Yine ibret verici bir sahneden alıntı yapıyorum. Yunanlılar büyük bir zayiat vererek Başkumandanlık Dumlupınar Meydan Muharebesi’nde geri çekilmişlerdir. Düşmanın yere atıp terk ettiği Yunan Bayrağı’nı kaldırılmasını ister. Bu Atatürk’ün insanlığa ve milletlerin değerlerine verdiği saygıdır.
Sonrada ülke dışında yapılan gösterilerde yapılan müdahalelere kızıyoruz. Geri dönüp falan tarihte onların mallarını protesto ettiğimiz günleri ne çabuk unuttuk. Bizim için zaman unutmanın ilacıdır. Onlar için kin ve öfkenin birikmesidir. Onun için saygı gösterelim ki saygı bulalım. Kukla yakıyoruz, bayrakları yırtıyoruz onların aynısını yapmasını engelleyemeyeceğimize göre dünyada da barış ve dostluk aradığımızı düşünerek saygıda kusur etmemeliyiz ki saygıyı bulalım.
Geçen gün bir gazetede Barzani’nin bir resmi yapılmış ve üzerinden araba tekeri geçirilmişti. Bir başka gazete Talabani’yi bir dansöze benzetilmişti. Onların ülkesinde aynısı yapılsa bizi huzursuz etmez mi? Barzani’yi ya da Talabani’yi sevip sevmemek ayrı bir konu.
Bir kimse bir milletin liderliğine soyunmuşsa ve o insanlar dünyanın efendisi Amerika’da Avrupa’da en üst düzeyde ağırlanıyorsa, devlet olma yolunda bir uğraş veriyorlarsa onların özgürlük hareketi; ister senden olsun, olmasın saygı duymak lazım. daha dün israili devlet olur olmaz dünyada ilk tanıyan bizim ülkemiz değil mi? Bu gün Çeçenya’da, Filistin’de verilen mücadeleye nasıl destek oluyor ve saygı duyuyorsak Seddam’ın zulmünden kurtulmuş bu insanların özgürlük taleplerini haklı bulmamak mümkün mü?
Milletler savaş ta olsa birbirlerini bitirmeyeceklerine göre bir birlerine saygı ve sevgi göstermek zorundadırlar. Dün karşı duruş sergilerken bu gün lojistik destek vererek istihbarat birimlerini o anlamda büyük bir başarıyla çalıştırma uğraşı vermektedirler.
Yaklaşık tarih 1900 yıllarıdır. Ermeni olup Hıristiyan dinini terk etmiş Müslümanlığı seçip ilim tahsil etmiş bir imam Atarpazarı’nda ki camide verdiği hutbede ağlamaya başlamış. Sebebini soranlara; “Elhemdullih ben Müslüman’ım.şahadet getirerek, hiç kimsenin bundan şüphesi olmasın.
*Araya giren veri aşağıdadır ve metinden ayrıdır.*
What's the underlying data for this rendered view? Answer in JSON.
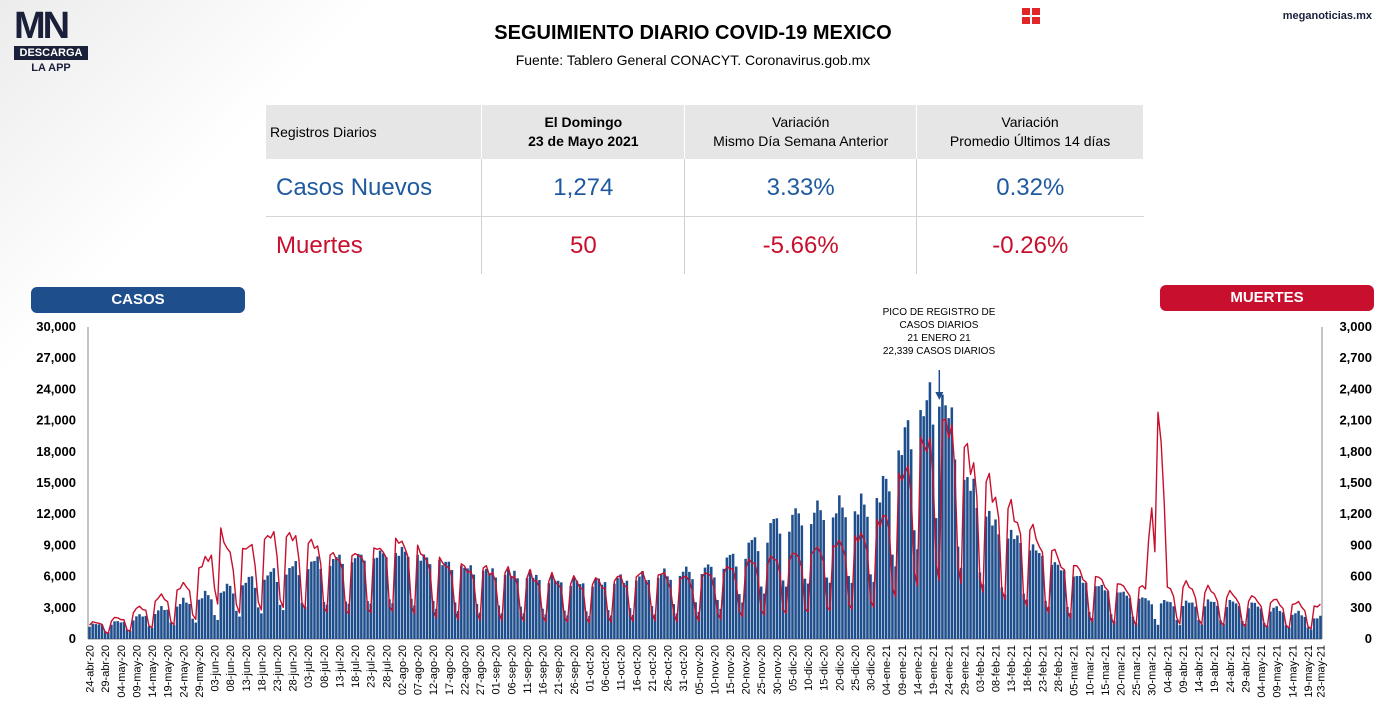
{
  "header": {
    "logo_main": "MN",
    "logo_bar": "DESCARGA",
    "logo_sub": "LA APP",
    "site": "meganoticias.mx",
    "title": "SEGUIMIENTO DIARIO COVID-19 MEXICO",
    "subtitle": "Fuente: Tablero General CONACYT. Coronavirus.gob.mx"
  },
  "table": {
    "headers": [
      "Registros Diarios",
      "El Domingo",
      "23 de Mayo 2021",
      "Variación",
      "Mismo Día Semana Anterior",
      "Variación",
      "Promedio Últimos 14 días"
    ],
    "rows": [
      {
        "label": "Casos Nuevos",
        "value": "1,274",
        "var_week": "3.33%",
        "var_avg": "0.32%"
      },
      {
        "label": "Muertes",
        "value": "50",
        "var_week": "-5.66%",
        "var_avg": "-0.26%"
      }
    ]
  },
  "labels": {
    "casos": "CASOS",
    "muertes": "MUERTES"
  },
  "colors": {
    "casos": "#1f4e8c",
    "muertes": "#c8102e",
    "text_blue": "#1f5aa0"
  },
  "chart_data": {
    "type": "bar",
    "left_axis_ticks": [
      "30,000",
      "27,000",
      "24,000",
      "21,000",
      "18,000",
      "15,000",
      "12,000",
      "9,000",
      "6,000",
      "3,000",
      "0"
    ],
    "right_axis_ticks": [
      "3,000",
      "2,700",
      "2,400",
      "2,100",
      "1,800",
      "1,500",
      "1,200",
      "900",
      "600",
      "300",
      "0"
    ],
    "ylim_casos": [
      0,
      30000
    ],
    "ylim_muertes": [
      0,
      3000
    ],
    "x_tick_labels": [
      "24-abr-20",
      "29-abr-20",
      "04-may-20",
      "09-may-20",
      "14-may-20",
      "19-may-20",
      "24-may-20",
      "29-may-20",
      "03-jun-20",
      "08-jun-20",
      "13-jun-20",
      "18-jun-20",
      "23-jun-20",
      "28-jun-20",
      "03-jul-20",
      "08-jul-20",
      "13-jul-20",
      "18-jul-20",
      "23-jul-20",
      "28-jul-20",
      "02-ago-20",
      "07-ago-20",
      "12-ago-20",
      "17-ago-20",
      "22-ago-20",
      "27-ago-20",
      "01-sep-20",
      "06-sep-20",
      "11-sep-20",
      "16-sep-20",
      "21-sep-20",
      "26-sep-20",
      "01-oct-20",
      "06-oct-20",
      "11-oct-20",
      "16-oct-20",
      "21-oct-20",
      "26-oct-20",
      "31-oct-20",
      "05-nov-20",
      "10-nov-20",
      "15-nov-20",
      "20-nov-20",
      "25-nov-20",
      "30-nov-20",
      "05-dic-20",
      "10-dic-20",
      "15-dic-20",
      "20-dic-20",
      "25-dic-20",
      "30-dic-20",
      "04-ene-21",
      "09-ene-21",
      "14-ene-21",
      "19-ene-21",
      "24-ene-21",
      "29-ene-21",
      "03-feb-21",
      "08-feb-21",
      "13-feb-21",
      "18-feb-21",
      "23-feb-21",
      "28-feb-21",
      "05-mar-21",
      "10-mar-21",
      "15-mar-21",
      "20-mar-21",
      "25-mar-21",
      "30-mar-21",
      "04-abr-21",
      "09-abr-21",
      "14-abr-21",
      "19-abr-21",
      "24-abr-21",
      "29-abr-21",
      "04-may-21",
      "09-may-21",
      "14-may-21",
      "19-may-21",
      "23-may-21"
    ],
    "series": [
      {
        "name": "CASOS",
        "kind": "bar",
        "anchors": [
          [
            0,
            1200
          ],
          [
            10,
            1500
          ],
          [
            20,
            2300
          ],
          [
            30,
            3200
          ],
          [
            40,
            4000
          ],
          [
            50,
            5000
          ],
          [
            60,
            5800
          ],
          [
            70,
            6600
          ],
          [
            80,
            7000
          ],
          [
            90,
            7200
          ],
          [
            100,
            7600
          ],
          [
            110,
            6800
          ],
          [
            120,
            6200
          ],
          [
            130,
            5800
          ],
          [
            140,
            5600
          ],
          [
            150,
            5100
          ],
          [
            160,
            4900
          ],
          [
            170,
            5200
          ],
          [
            180,
            5500
          ],
          [
            190,
            5800
          ],
          [
            200,
            6200
          ],
          [
            210,
            7800
          ],
          [
            220,
            10200
          ],
          [
            230,
            11000
          ],
          [
            240,
            11400
          ],
          [
            250,
            11600
          ],
          [
            255,
            13500
          ],
          [
            260,
            17000
          ],
          [
            265,
            19500
          ],
          [
            270,
            21000
          ],
          [
            273,
            21400
          ],
          [
            276,
            18500
          ],
          [
            280,
            14200
          ],
          [
            290,
            9800
          ],
          [
            300,
            8300
          ],
          [
            310,
            6300
          ],
          [
            320,
            4800
          ],
          [
            330,
            4000
          ],
          [
            340,
            3300
          ],
          [
            350,
            3100
          ],
          [
            360,
            3200
          ],
          [
            370,
            3100
          ],
          [
            380,
            2600
          ],
          [
            394,
            1800
          ]
        ],
        "weekly_pattern": [
          1.05,
          1.12,
          1.15,
          1.12,
          1.02,
          0.55,
          0.45
        ]
      },
      {
        "name": "MUERTES",
        "kind": "line",
        "anchors": [
          [
            0,
            120
          ],
          [
            10,
            170
          ],
          [
            20,
            300
          ],
          [
            30,
            420
          ],
          [
            38,
            650
          ],
          [
            40,
            1050
          ],
          [
            44,
            700
          ],
          [
            50,
            720
          ],
          [
            60,
            850
          ],
          [
            70,
            780
          ],
          [
            80,
            640
          ],
          [
            90,
            700
          ],
          [
            100,
            780
          ],
          [
            110,
            620
          ],
          [
            120,
            560
          ],
          [
            130,
            540
          ],
          [
            140,
            500
          ],
          [
            150,
            470
          ],
          [
            160,
            450
          ],
          [
            170,
            480
          ],
          [
            180,
            520
          ],
          [
            190,
            480
          ],
          [
            200,
            520
          ],
          [
            210,
            600
          ],
          [
            220,
            640
          ],
          [
            230,
            690
          ],
          [
            240,
            760
          ],
          [
            250,
            840
          ],
          [
            255,
            1000
          ],
          [
            260,
            1300
          ],
          [
            265,
            1500
          ],
          [
            270,
            1600
          ],
          [
            275,
            1720
          ],
          [
            280,
            1500
          ],
          [
            290,
            1150
          ],
          [
            300,
            900
          ],
          [
            310,
            650
          ],
          [
            320,
            500
          ],
          [
            330,
            420
          ],
          [
            338,
            400
          ],
          [
            342,
            2180
          ],
          [
            345,
            420
          ],
          [
            350,
            430
          ],
          [
            360,
            380
          ],
          [
            370,
            330
          ],
          [
            380,
            300
          ],
          [
            394,
            260
          ]
        ],
        "weekly_pattern": [
          1.2,
          1.25,
          1.2,
          1.15,
          1.0,
          0.45,
          0.35
        ]
      }
    ],
    "annotation": {
      "lines": [
        "PICO DE REGISTRO DE",
        "CASOS DIARIOS",
        "21 ENERO 21",
        "22,339 CASOS DIARIOS"
      ],
      "x_index": 272,
      "value": 22339
    },
    "n_days": 395
  }
}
Lakin öldürülen insanlar benim ırkımdandır. Acısını yüreğimde hissediyorum. Benim dinim bana onlarınki onlara.” Bu ve benzeri yaşanmış örnekler insanların mutlaka kendi ırklarına ilgi ve haz duyduğu gerçeğini kimse inkâr edemez.
Peygamber efendimiz; “kendi milletine sahip çıkmayan insanlar cehennemliktir.” Yine bir hadisinde “aslını inkar eden haramzadedir.” Demesi insanların kendi milletine sahip çıkmasının erdemine dikkat çekmektedir. Toplumumuz dindar olduğuna göre Barzani ve Talabani’ye hatta Kürtlerin devlet oluşumuna bakan Kürtler vardır. Bu vesileyle meseleyi çarptırmadan uğraşmak lazım.